Streit um Krebsgene Darf es Patente auf menschliche Gene geben?

Bei manchen Krebstests werden Gene aus ihrer Umgebung isoliert und untersucht. Das oberste US-Gericht muss klären, ob diese Erbgut-Sequenzen als Erfindung gelten können.

Von Katrin Blawat

Darf es Patente auf menschliche Gene geben? Sind Erbanlagen Erfindungen, sobald sie aus dem Körper isoliert werden?

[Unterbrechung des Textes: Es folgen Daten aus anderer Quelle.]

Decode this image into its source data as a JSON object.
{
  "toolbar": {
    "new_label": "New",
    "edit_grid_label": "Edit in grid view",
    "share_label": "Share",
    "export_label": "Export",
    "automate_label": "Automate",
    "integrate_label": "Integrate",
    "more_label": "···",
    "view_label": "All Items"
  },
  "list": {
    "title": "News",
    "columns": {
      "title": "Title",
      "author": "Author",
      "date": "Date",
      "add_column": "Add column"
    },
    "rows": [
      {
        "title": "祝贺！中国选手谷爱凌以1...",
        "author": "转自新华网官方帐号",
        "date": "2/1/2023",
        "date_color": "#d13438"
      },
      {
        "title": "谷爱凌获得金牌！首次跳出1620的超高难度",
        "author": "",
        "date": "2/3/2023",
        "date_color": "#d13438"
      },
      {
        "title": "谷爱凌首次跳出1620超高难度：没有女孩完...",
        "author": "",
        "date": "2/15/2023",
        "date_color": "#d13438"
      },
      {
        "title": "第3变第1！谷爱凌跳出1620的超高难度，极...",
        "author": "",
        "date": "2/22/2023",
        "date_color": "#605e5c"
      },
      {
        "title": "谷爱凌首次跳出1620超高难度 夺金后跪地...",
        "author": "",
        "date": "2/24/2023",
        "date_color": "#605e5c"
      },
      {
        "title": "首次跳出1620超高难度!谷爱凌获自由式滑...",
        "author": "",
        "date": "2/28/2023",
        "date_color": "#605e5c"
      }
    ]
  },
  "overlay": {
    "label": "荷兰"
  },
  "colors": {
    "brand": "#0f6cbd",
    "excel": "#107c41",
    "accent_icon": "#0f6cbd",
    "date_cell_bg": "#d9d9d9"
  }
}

Das oberste Gericht der USA hat am Montag 65 Minuten lang nach einer Antwort auf diese Frage gesucht. Dabei zeigten die neun Richter Skepsis gegenüber den Argumenten der Genpatent-Befürworter, wie dem Protokoll der Verhandlung zu entnehmen ist.

Vor dem Supreme Court ging es um die beiden Gene BRCA1 und BRCA2. Mutationen in diesen Erbanlagen steigern das Risiko für Brust- und weitere Krebsarten. Manche Frauen möchten daher wissen, ob sie die gefährlichen Gen-Veränderungen in sich tragen. Labortests können das zeigen. Dafür muss man die fragliche DNA-Sequenz aus dem Körper der Frau gewinnen, also aus ihrer natürlichen Struktur im Erbgut herauslösen. Für diese isolierte Form der beiden Gene besitzt die amerikanische Firma Myriad Genetics Patente. Zugleich bedeutet dies, dass sie auch ein Monopol auf den Gentest hat.

Die Grundfrage in dem Rechtsstreit lautet nun: Stellt ein isoliertes Gen bereits eine technische Erfindung dar, die mit einem Patent geschützt werden kann? Oder handelt es sich bei einer Erbgut-Sequenz im Labor nach wie vor um eine Erfindung der Natur? So sehen es unter anderem die Kläger, die Association for Molecular Pathology, sowie die American Civil Liberties Union (ACLU). Folgt man ihrem Standpunkt, können die Gene nicht patentiert werden.

Was genau hat die Firma erfunden?

"Was genau hat Myriad erfunden?" fragte Christopher Hansen als Vertreter der ACLU zu Beginn der Verhandlung. "Die Antwort ist: nichts. Myriad hat das Geheimnis zweier menschlicher Erbanlagen gelüftet. Aber die Gene selbst, wo sie beginnen, wo sie enden und was passiert, wenn sie mutieren - all diese Entscheidungen wurden von der Natur getroffen, nicht von Myriad."

Myriads Vertreter Gregory Castanias hingegen betonte, die Gene zu isolieren erfordere menschliche Erfindungsgabe. Dies ist eine Voraussetzung, damit ein Patent erteilt werden kann. Castanias sagte, die Gene zu isolieren sei komplizierter, als sie einfach nur "auszuschneiden". Daher seien die Patente angemessen.

Der Streit tobt bereits seit vier Jahren. Die Entscheidung des Supreme Court wird nun für Ende Juni erwartet. Den kritischen Fragen der Richter am Montag nach zu urteilen, ist es denkbar, dass sie die Patente auf die isolierten Gene als unrechtmäßig einstufen. Andererseits zeigten die Richter Verständnis für Myriads Argument, wonach sich Investitionen, etwa in die Entdeckung von Krebsgenen, für Firmen finanziell lohnen müssen.

Welche Bedeutung das Urteil des Supreme Court hat, ob es sich auch auf andere Bereiche der Biotechnologie und Medizin auswirken wird, hängt von seiner genauen Formulierung ab. Für Myriad könnten die direkten Folgen eher gering ausfallen: Die umstrittenen Patente laufen in den kommenden Jahren ohnehin aus.

Viele Ärzte, Forscher und Patientenvertreter fürchten vor allem, Patente wie die von Myriad könnten Betroffenen den Zugang zu den Gentests erschweren. Außerdem würden Labore davon abgehalten, die Tests weiter zu entwickeln und zu verbessern.

Ob Patente wie die von Myriad dem medizinischen Fortschritt und einzelnen Patienten wirklich schaden, ist Studien zufolge jedoch noch unklar. Laut Forschern wie Timothy Caulfield von der University of Alberta würden sowohl Schaden als auch Nutzen von Patenten auf menschliche Gene häufig überbewertet. Das schreibt er und sein Team in einem aktuellen Beitrag im Fachmagazin Genome Medicine (online).